From pseudo-code to code

This post is probably not about what you’re thinking. It’s actually about automated testing.

Different stuff I’ve been reading or otherwise been exposed to in the last weeks has made me reach a sort of funny comparison: code is (or can be) like science. You come up with some “theory” (your code) that explains something (solves a problem)… and you make sure you can measure it and test it for people to believe your theory and build on top of it.

I mean, something claiming to be science that can’t be easily measured, compared or peer-reviewed would be ridiculous.
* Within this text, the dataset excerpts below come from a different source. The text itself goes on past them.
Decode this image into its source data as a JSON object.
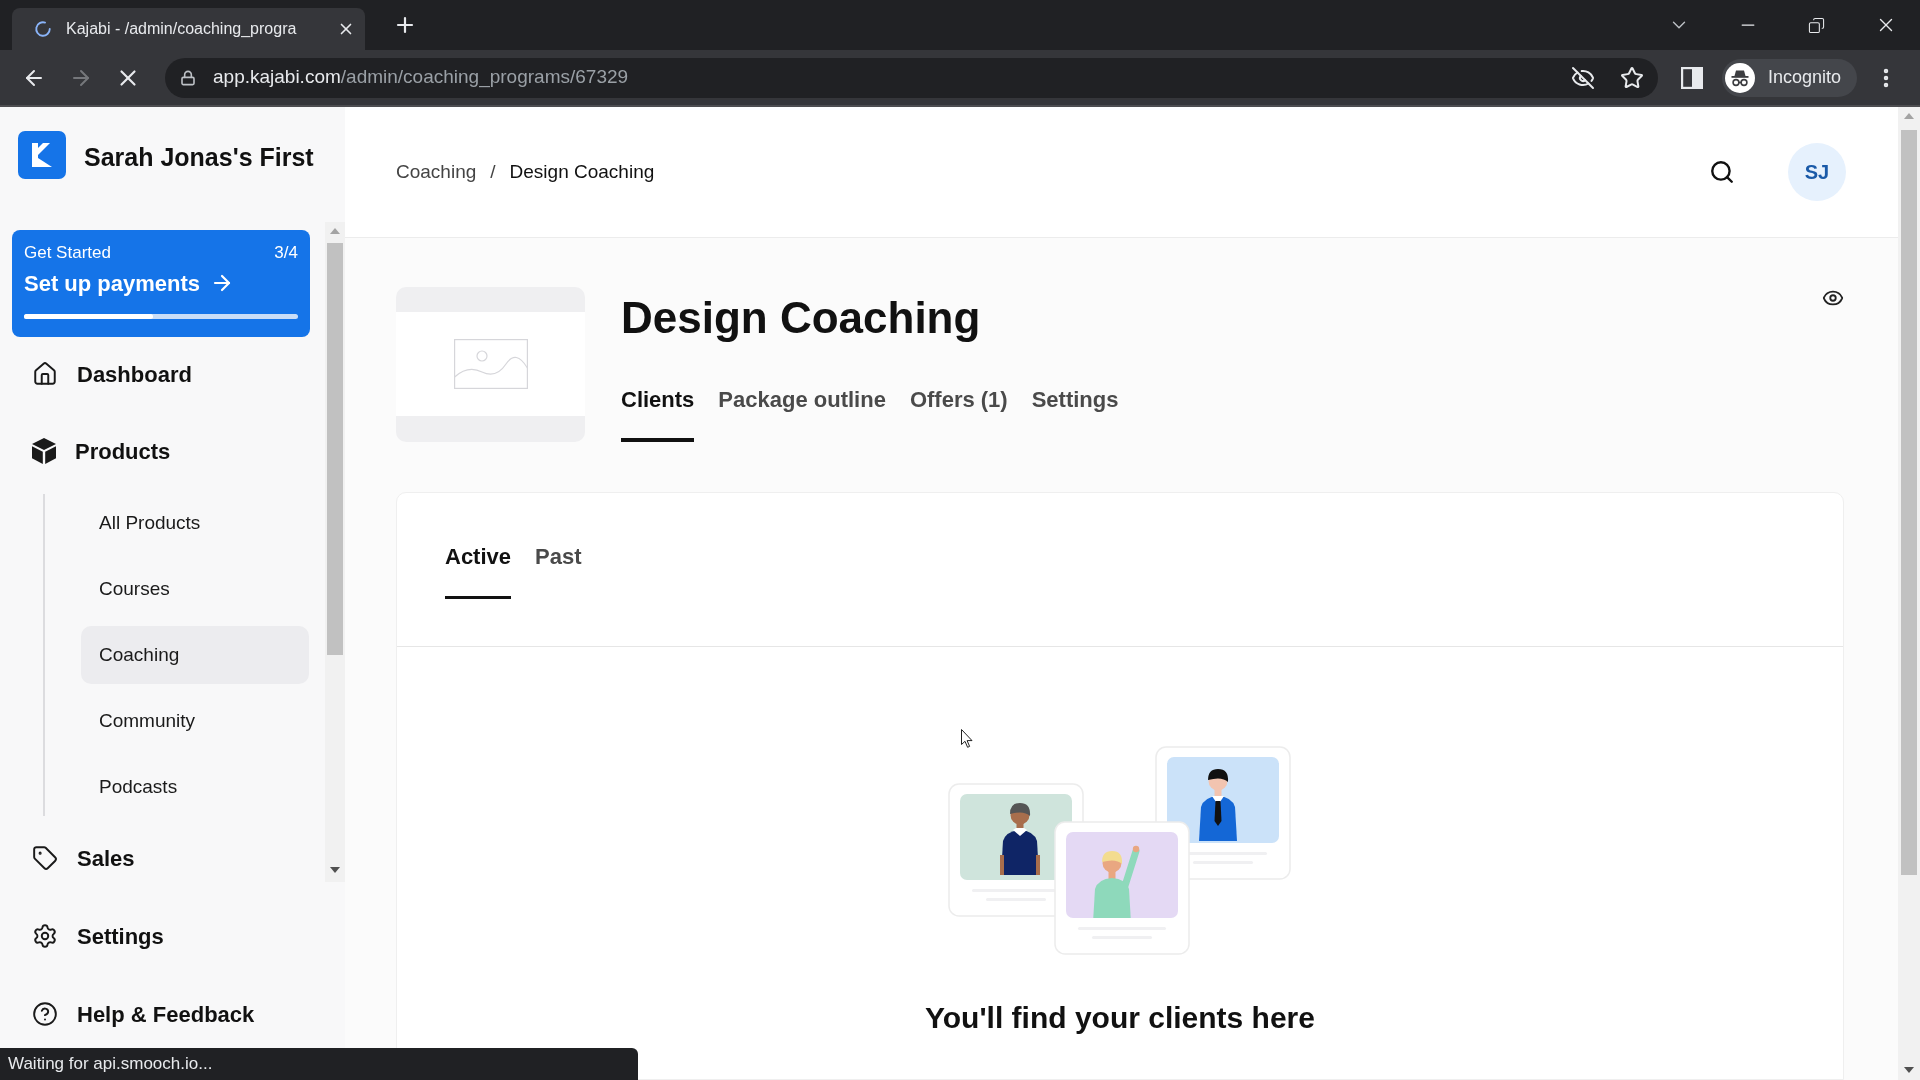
{
  "browser": {
    "loading": true,
    "forward_disabled": true,
    "tabs": [
      {
        "title": "Kajabi - /admin/coaching_progra",
        "selected": true
      }
    ],
    "url_host": "app.kajabi.com",
    "url_path": "/admin/coaching_programs/67329",
    "profile": "Incognito",
    "status": "Waiting for api.smooch.io..."
  },
  "sidebar": {
    "site_name": "Sarah Jonas's First",
    "onboarding": {
      "label": "Get Started",
      "count": "3/4",
      "action": "Set up payments",
      "level": 0.47
    },
    "nav": [
      {
        "label": "Dashboard",
        "selected": false
      },
      {
        "label": "Products",
        "selected": false,
        "children": [
          {
            "label": "All Products",
            "selected": false
          },
          {
            "label": "Courses",
            "selected": false
          },
          {
            "label": "Coaching",
            "selected": true
          },
          {
            "label": "Community",
            "selected": false
          },
          {
            "label": "Podcasts",
            "selected": false
          }
        ]
      },
      {
        "label": "Sales",
        "selected": false
      }
    ],
    "footer_nav": [
      {
        "label": "Settings",
        "selected": false
      },
      {
        "label": "Help & Feedback",
        "selected": false
      }
    ]
  },
  "header": {
    "breadcrumb": [
      "Coaching",
      "Design Coaching"
    ],
    "breadcrumb_separator": "/",
    "avatar_initials": "SJ"
  },
  "program": {
    "title": "Design Coaching",
    "tabs": [
      {
        "label": "Clients",
        "selected": true
      },
      {
        "label": "Package outline",
        "selected": false
      },
      {
        "label": "Offers (1)",
        "selected": false
      },
      {
        "label": "Settings",
        "selected": false
      }
    ],
    "client_tabs": [
      {
        "label": "Active",
        "selected": true
      },
      {
        "label": "Past",
        "selected": false
      }
    ],
    "empty_state": {
      "heading": "You'll find your clients here"
    }
  }
}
Scientists wouldn’t believe in it and would certainly not build anything on top of it because the foundation is not reliable.

I claim that software should be the same way, and thus it’s ridiculous to trust software that doesn’t have a good test suite, or even worse, that may not even be particularly testable. Trusting software without a test suite is not that different from taking the word of the developer that it “works on my machine”. Scientists would call untested science pseudo-science, so I am tempted to call code without tests pseudo-code.

Don’t get me wrong: sure you can test by hand, and hand-made tests are useful and necessary, but that only proves that the exact code you tested, without any changes, works as expected. But you know what? Software changes all the time, so that’s not a great help. If you don’t have a way to quickly and reliably measure how your code behaves, every time you make a change you are taking a leap of faith. And the more leaps of faith you take, the less credible your code is.